Model Explains Why McKinley is Where It Is

After 17,000 hours of Super Computer modeling scientist say they can explain why McKinley is where it is.

Geologists have always said the mountain was created by the Pacific Plate sinking beneath the North American Plate. However they did not know precisely why the mountain formed where it did and the mountain is farther inland than what could be explained in the previous models.

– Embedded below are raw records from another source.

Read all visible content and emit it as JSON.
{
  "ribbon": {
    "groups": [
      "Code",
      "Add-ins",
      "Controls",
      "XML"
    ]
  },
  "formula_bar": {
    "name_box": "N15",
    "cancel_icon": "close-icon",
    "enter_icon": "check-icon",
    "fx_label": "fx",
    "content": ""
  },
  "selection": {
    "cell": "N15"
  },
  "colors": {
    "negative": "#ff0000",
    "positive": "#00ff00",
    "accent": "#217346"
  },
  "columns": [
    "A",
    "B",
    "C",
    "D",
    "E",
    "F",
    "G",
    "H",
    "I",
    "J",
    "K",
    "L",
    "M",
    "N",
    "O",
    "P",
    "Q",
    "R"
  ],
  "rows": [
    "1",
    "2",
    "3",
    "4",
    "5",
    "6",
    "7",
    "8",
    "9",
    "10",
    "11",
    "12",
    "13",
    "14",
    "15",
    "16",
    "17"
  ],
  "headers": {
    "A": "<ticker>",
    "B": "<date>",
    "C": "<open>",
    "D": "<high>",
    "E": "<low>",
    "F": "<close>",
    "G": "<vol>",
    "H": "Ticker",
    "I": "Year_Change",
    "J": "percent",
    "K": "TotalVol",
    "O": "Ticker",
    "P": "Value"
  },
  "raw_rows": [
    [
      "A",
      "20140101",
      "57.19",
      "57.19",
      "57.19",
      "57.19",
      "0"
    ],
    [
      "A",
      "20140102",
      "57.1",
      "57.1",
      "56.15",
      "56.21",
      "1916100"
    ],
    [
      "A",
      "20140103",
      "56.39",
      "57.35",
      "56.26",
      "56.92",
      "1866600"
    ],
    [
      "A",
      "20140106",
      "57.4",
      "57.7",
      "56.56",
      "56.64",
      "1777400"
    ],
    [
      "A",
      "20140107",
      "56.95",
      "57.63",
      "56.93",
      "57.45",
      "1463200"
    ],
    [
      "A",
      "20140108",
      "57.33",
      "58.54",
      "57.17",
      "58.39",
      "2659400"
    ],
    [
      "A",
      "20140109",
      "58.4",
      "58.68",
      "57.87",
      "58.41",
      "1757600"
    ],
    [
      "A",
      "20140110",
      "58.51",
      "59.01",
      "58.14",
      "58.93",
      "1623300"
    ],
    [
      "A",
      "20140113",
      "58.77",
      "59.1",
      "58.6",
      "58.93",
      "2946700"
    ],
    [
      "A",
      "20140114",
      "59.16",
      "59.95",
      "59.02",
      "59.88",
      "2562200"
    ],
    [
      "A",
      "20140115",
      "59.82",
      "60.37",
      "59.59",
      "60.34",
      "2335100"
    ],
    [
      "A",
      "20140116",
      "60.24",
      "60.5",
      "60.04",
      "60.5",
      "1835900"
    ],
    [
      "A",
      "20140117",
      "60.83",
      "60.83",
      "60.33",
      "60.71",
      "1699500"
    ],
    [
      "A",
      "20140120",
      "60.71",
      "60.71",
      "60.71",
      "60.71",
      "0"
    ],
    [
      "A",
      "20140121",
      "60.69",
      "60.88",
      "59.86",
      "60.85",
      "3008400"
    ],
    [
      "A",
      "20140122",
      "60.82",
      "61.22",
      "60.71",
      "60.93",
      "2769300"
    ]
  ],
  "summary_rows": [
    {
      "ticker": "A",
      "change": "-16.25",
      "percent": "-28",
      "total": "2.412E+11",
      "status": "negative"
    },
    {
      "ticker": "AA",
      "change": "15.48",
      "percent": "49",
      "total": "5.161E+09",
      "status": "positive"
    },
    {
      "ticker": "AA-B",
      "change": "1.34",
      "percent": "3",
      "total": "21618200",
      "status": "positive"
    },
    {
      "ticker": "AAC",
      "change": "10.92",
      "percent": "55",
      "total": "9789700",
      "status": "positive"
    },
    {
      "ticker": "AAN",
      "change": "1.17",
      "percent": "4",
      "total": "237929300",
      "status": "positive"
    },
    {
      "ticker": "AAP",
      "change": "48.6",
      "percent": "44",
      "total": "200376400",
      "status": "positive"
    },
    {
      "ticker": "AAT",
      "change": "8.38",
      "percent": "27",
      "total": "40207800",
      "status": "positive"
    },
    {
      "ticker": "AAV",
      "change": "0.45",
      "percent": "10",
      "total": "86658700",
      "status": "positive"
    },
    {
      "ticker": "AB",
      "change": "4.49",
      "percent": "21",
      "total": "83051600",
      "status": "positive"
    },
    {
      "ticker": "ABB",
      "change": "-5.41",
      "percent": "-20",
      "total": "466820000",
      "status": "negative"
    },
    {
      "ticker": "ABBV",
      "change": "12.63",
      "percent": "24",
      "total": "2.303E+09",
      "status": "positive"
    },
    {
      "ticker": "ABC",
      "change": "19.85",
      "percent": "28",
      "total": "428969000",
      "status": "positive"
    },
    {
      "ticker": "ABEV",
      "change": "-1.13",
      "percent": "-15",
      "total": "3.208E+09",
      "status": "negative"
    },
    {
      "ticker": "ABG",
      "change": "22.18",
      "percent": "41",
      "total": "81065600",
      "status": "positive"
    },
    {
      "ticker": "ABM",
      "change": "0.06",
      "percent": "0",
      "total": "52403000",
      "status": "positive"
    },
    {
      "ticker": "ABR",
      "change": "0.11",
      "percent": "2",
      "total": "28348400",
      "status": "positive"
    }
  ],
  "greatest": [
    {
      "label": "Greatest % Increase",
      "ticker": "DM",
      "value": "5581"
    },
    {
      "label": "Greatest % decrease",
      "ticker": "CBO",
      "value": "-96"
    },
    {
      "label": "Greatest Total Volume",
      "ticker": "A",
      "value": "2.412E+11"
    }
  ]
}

Scientists from Brown University and University of California Davis say it was formed:

remarkably low angle at which the Pacific Plate sinks under the North American Plate — called flat slab subduction — in addition to an unrelated bend in a geologic fault farther inland, together force land upward into the Central Alaska Range

The paper is the August 2013 issue of Earth and Planetary Science Letters entitled “Three-dimensional numerical models of flat slab subduction and the Denali fault driving deformation in south-central Alaska” by Margarete A. Jadamec, Magali I. Billen, Sarah M. Roesk (pdf)

The abstract says:

Early theories of plate tectonics assumed plates were rigid with deformation limited to within a few tens of kilometers of the plate boundary. However, observations indicate most continental plates defy such rigid behavior with deformation extending over 1000 kilometers inboard. We construct three-dimensional (3D) numerical models of the boundary between the Pacific and North American plates in Alaska to investigate the relative controls of flat slab subduction, continental scale faulting, and a non-linear rheology on deformation in the overriding plate. The models incorporate a realistic slab shape based on seismicity and seismic tomography and a variable thermal structure for both the subducting and overriding plates based on geologic and geophysical observables. The inclusion of the Denali fault in the models allows for the portion of south-central Alaska between the Denali fault and the trench to partially decouple from the rest of North America, forming an independently moving region that correlates to what has been described from geologic and geodetic studies as the Wrangell block. The motion of the Wrangell block tracks the motion of the flat slab in the subsurface indicating the subducting plate is driving the motion of the Wrangell block. Models using a composite (Newtonian and non-Newtonian) viscosity predict compressional motion along the northern bend in the Denali fault, consistent with thermochronologic data that show significant late Neogene exhumation in the central Alaska Range, including at Mt. McKinley, the tallest mountain in North America. These 3D numerical models of the Pacific–North American margin in Alaska show the subducting slab is the main driver of overriding plate deformation in south-central Alaska and combined with the Denali fault can reproduce several first order tectonic features of the region including the motion of the Wrangell block, uplift in the central Alaska Range, subsidence in the Cook Inlet-Susitna Basins, and upwelling at the slab edge beneath the Wrangell volcanics.